Nato dal proposito di dare voce ad artisti emergenti accomunati da una notevole formazione accademica veneziana, il progetto curatoriale di Simone Ceschin intende creare uno spazio distinto e indipendente dal denso flusso artistico della Biennale, spostando le opere di undici artisti da Venezia a Conegliano per supportare un’identità a sé stante, valorizzata dalle prestigiose mura di Palazzo Sarcinelli.
Il percorso espositivo si articola nelle tre sale della Galleria Novecento al terzo piano, dove le sculture di Luca Pagin aprono la mostra, proiettando il visitatore all’interno di una dimensione familiare, in cui frammenti di memorie emergono dal passato per ricostruire un processo simbolico di raccoglimento e metamorfosi.

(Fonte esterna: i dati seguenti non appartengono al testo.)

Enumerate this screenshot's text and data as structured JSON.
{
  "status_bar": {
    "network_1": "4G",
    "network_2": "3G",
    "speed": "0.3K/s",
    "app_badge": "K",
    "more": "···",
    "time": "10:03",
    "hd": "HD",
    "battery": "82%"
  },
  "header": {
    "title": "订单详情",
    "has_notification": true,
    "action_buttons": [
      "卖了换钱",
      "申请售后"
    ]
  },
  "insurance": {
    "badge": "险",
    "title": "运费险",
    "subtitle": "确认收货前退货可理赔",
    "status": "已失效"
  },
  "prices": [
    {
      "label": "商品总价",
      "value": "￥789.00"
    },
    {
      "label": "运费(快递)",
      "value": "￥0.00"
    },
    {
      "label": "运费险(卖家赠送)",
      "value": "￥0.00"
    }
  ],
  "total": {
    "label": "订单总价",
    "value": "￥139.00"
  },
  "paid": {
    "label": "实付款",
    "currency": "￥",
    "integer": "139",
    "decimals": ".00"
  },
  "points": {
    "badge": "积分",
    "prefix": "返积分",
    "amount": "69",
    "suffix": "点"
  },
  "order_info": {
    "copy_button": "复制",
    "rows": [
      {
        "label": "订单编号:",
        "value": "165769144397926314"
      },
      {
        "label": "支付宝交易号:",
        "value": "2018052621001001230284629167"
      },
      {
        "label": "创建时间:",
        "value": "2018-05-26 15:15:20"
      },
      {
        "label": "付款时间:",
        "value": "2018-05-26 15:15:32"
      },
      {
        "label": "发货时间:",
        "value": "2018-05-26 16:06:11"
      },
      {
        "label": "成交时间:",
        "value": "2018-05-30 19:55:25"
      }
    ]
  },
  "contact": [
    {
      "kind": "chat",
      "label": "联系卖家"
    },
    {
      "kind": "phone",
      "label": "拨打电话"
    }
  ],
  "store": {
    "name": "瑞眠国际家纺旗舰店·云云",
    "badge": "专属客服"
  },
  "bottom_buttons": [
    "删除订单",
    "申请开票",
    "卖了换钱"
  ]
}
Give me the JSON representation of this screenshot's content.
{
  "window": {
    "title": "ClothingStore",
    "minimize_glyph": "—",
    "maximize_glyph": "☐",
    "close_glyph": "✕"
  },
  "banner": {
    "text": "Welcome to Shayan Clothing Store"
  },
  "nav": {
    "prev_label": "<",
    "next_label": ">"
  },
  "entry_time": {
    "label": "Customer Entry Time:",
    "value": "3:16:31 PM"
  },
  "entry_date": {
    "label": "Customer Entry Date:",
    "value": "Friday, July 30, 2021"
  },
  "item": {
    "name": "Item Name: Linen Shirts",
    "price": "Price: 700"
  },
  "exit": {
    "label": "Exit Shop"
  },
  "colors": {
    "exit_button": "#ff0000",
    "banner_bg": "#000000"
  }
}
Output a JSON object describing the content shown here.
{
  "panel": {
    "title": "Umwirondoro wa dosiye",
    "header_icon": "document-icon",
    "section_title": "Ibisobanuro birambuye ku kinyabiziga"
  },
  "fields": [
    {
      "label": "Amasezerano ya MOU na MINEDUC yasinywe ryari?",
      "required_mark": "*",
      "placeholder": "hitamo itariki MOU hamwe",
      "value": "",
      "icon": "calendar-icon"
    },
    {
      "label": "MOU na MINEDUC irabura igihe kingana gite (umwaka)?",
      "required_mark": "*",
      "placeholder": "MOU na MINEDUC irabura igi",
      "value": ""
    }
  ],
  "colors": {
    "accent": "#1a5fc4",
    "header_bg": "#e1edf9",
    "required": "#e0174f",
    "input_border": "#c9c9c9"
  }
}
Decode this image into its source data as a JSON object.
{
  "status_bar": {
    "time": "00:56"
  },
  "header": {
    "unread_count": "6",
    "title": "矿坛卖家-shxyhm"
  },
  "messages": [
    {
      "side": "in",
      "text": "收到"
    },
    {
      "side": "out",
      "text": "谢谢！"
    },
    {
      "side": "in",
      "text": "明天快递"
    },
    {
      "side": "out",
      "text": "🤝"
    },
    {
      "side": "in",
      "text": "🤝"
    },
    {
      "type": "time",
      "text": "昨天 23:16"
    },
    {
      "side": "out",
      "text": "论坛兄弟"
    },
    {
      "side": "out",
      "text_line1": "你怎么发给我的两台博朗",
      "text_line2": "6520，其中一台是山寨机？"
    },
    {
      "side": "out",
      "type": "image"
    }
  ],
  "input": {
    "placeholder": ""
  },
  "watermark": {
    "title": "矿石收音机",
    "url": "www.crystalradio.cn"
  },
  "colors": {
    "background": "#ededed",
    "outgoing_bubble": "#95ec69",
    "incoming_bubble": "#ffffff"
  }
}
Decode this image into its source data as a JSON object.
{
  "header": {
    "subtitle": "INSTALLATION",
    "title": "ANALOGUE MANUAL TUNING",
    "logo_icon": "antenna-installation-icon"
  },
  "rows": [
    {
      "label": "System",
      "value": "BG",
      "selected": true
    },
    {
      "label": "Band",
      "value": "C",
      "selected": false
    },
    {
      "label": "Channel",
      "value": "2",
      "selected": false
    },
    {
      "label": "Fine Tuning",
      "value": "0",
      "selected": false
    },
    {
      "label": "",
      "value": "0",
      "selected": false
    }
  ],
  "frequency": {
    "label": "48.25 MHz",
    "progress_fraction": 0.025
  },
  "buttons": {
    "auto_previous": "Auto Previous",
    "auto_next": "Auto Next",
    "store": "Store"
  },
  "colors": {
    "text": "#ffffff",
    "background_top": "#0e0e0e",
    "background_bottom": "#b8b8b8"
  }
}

La sua narrazione personale, sviscerata attraverso le tre prospettive che compongono un’unica serie, crea un filo conduttore che abbraccia le opere pittoriche circostanti, conferendo corpo e anima a percezioni emotive e caleidoscopiche visioni.
Questo viaggio introspettivo che dal principio della sala introduce il concetto di cura avvolge l’intero piano, diramandosi come fili di una trama che racconta le cangianti espressioni pittoriche manifestate attraverso l’uso del colore a olio.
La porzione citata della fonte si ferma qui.